K-pop summer comebacks often follow a usual template: bright and saturated colors, a cheerful mood, and a simple-to-none storyline to highlight the group’s choreography. So when Dreamcatcher–known for their Gothic- and horror-inspired aesthetics–announced that they will be releasing a special album simply titled Summer Holiday, the unlikely association piqued fans’ interest.

True to the style of their previous MVs, “BEcause” begins with Gahyeon freeing herself from a cage and a brief glimpse of the girls in a dark hotel lobby. The scene cuts to the group’s first dance sequence on what seems like a giant chessboard. Gahyeon and JiU act as each other’s reflections until Gahyeon reaches out and tries to strangle JiU.
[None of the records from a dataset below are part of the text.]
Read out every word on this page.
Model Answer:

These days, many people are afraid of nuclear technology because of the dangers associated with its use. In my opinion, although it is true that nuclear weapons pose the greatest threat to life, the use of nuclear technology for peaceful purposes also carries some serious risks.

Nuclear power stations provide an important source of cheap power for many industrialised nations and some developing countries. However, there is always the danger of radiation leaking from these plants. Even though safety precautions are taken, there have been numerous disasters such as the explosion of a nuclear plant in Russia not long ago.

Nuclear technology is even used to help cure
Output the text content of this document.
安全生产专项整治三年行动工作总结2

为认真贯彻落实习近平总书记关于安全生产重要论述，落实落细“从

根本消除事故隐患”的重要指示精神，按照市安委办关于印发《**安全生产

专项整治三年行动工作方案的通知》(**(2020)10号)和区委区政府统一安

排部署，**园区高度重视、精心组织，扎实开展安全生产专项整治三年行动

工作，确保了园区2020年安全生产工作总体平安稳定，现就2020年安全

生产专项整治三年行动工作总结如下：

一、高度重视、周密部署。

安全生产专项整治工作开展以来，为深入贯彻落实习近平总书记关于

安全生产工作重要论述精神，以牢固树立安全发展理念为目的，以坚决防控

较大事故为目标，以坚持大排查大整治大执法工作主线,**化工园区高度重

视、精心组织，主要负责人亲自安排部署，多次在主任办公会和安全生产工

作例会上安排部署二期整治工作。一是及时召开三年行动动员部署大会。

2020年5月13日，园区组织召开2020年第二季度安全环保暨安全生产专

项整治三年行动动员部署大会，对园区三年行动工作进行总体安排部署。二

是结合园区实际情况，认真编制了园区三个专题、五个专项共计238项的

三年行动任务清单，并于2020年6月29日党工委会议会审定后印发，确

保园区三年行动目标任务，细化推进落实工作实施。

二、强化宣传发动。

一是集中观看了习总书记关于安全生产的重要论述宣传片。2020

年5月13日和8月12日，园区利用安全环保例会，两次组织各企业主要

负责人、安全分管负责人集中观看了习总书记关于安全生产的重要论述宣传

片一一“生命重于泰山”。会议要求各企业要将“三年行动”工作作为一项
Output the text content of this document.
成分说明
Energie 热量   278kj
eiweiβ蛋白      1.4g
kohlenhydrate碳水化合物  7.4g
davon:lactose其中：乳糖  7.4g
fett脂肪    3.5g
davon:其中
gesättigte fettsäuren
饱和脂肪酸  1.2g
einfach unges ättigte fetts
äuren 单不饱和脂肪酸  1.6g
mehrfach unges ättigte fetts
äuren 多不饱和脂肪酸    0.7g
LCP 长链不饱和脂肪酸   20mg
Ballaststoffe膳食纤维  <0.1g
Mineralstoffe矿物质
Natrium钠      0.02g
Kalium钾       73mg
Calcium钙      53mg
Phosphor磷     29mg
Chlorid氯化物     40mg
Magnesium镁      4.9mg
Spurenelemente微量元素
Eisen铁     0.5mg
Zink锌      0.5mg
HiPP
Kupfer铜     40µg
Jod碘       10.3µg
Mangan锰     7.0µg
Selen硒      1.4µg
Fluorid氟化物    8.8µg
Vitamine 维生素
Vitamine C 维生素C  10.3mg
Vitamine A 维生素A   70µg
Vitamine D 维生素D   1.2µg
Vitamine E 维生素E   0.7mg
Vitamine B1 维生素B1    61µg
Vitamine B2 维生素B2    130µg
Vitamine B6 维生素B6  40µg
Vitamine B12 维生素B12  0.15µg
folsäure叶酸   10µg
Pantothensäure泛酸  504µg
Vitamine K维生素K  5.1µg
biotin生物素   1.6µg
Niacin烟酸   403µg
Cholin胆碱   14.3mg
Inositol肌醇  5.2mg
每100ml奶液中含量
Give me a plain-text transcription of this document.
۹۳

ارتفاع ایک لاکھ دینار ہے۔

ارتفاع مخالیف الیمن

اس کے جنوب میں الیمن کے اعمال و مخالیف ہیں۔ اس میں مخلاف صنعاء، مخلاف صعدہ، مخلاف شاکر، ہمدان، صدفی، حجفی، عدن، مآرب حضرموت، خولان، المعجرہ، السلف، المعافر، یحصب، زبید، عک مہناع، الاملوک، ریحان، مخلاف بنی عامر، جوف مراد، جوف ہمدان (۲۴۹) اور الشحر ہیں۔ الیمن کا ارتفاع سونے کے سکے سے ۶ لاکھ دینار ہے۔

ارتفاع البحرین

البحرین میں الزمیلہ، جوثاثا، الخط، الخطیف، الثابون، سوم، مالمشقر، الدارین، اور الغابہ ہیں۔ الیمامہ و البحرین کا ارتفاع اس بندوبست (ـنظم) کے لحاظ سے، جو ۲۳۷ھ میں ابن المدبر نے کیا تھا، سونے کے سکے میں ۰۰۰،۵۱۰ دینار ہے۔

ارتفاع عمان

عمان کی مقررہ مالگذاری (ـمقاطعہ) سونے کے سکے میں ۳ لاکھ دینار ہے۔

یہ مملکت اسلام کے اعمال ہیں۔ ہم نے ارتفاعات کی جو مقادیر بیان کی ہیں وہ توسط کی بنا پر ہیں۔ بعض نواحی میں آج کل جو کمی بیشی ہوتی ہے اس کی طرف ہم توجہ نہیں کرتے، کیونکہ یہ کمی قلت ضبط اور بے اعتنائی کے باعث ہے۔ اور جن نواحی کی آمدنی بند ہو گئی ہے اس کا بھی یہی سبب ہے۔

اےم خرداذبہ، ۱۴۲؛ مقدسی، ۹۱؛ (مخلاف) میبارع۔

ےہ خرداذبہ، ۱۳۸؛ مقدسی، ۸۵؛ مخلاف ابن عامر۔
Since the release of the teaser, fans have been speculating that the MV takes inspiration from Jordan Peele’s horror flick, Us. (The group’s choreographer later confirmed this in an Instagram post.) Us centers on the Wilson family who eerily encounters double versions of themselves. The doppelgängers in the film are tethered to the family’s mirror images and they are menacing and vicious to kill. In “BEcause”, Dreamcatcher struggles against their doppelgängers–in this case, shadows, as implied in Dami and Handong’s scenes. JiU seems to be the most powerful of the shadows as she turns the hourglass and later captures Gahyeon. 

Blue and red are used respectively to distinguish the real Dreamcatcher and their doubles. The approach is unnoticeable at first glance, but around the middle of the MV, the girls are dressed in the same outfits but of different colors, and the colors of the set shift between blue and red. The color choice seems to borrow from the blue pill of ignorance and the red pill of knowledge that Neo had to choose between in The Matrix. Here, the girls’ doppelgängers in red are fabricated realities, or their obsessive selves.

Green is another color dominantly seen in the MV, but only in Dami’s scenes. Green often symbolises both life and death. For ancient Egyptians, green is only for their god of life and death, Osiris, who also governs the passage of souls from the present world to the next. In art, particularly Jan van Eyck’s The Arnolfini Portrait, green represents both the living and the dead. Green dye caused the death of women during the Victorian era. Connecting these cultural associations to the shadows in Dreamcatcher’s MV, green could mean the death of the real Dreamcatcher; the doppelgängers have taken over.

The duality between Dreamcatcher and their doppelgängers is also presented through the use of mirrors. In Us, Adelaide discovers another version of herself in a house of mirrors. In “BEcause”, the doppelgängers are previously confined in fragmented mirrors until the real Dreamcatcher members fall into trap of their shadows. We don’t know how the others were defeated by their doubles, but it is implied that they were once pure, as seen in all-white outfits, but were tempted with an apple such as in the case of SuA.

Obsession is the central theme of “BEcause”, as the girls sing of wanting to do everything to own someone they love. The girls behave like a yandere–someone with a sweet and caring facade who later displays obsessive psychotic devotion to their love interest. This destructive “love” binds their lover to themselves, as seen in the throneroom with flowers and chains, and Dami and Handong’s bed of dolls. In these scenes, their choreography and dance outfits are similar to the visual appearance and movements of marionettes.

The backdrop of their obsession is an abandoned theme park, which could illustrate the mind of an obsessed person. However, the setting could also be the shadows’ playground. A theme park is an escape from reality as it fills the mind with joyous and memorable moments. The doppelgängers do not only intend to suck the real Dreamcatcher into a mystical world, but also overpower their minds and bodies and form a new reality (alluding to the analogy of the blue and red pills).

Interestingly, the letters “B” and “E” are the only letters in the title track in upper case. As explained by JiU in Weekly Idol, “BEcause” is a combination of two words—“sadness” from the Hanja form of the character “bi” and the English word “cause”. This translates to the song’s title as “The Cause of Sadness”. Underneath their obsession, they are saddened by the grim portrayal of their love.

Will you stay

Just as you are right now?

As a beautiful painting?

Erase all the spilled watercolors

Before it dries up and hardens

Wipe away the tearstains

Along with all the guilt

I don’t want to BE

Since their debut, the group have tastefully mastered the use of occultic elements in their MVs. They deviated slightly to heavy symbolic imagery in their Dystopia trilogy, so the return of “BEcause” to the occult is a delightful treat for longtime fans of the group. The MV is an easter egg hunt as some scenes allude to the group’s earlier works—the hotel and the apple from their debut song, “Chase Me”, the mirror back to their second single, “Good Night”, and the flowery throne an ode to “Deja Vu”, just to name a few.

With “BEcause”, Dreamcatcher return to what they do best. Horror stories are prevalent during summer in Korea and in true Dreamcatcher fashion, “BEcause” adds as a visual masterpiece enough to bring chills down your spine.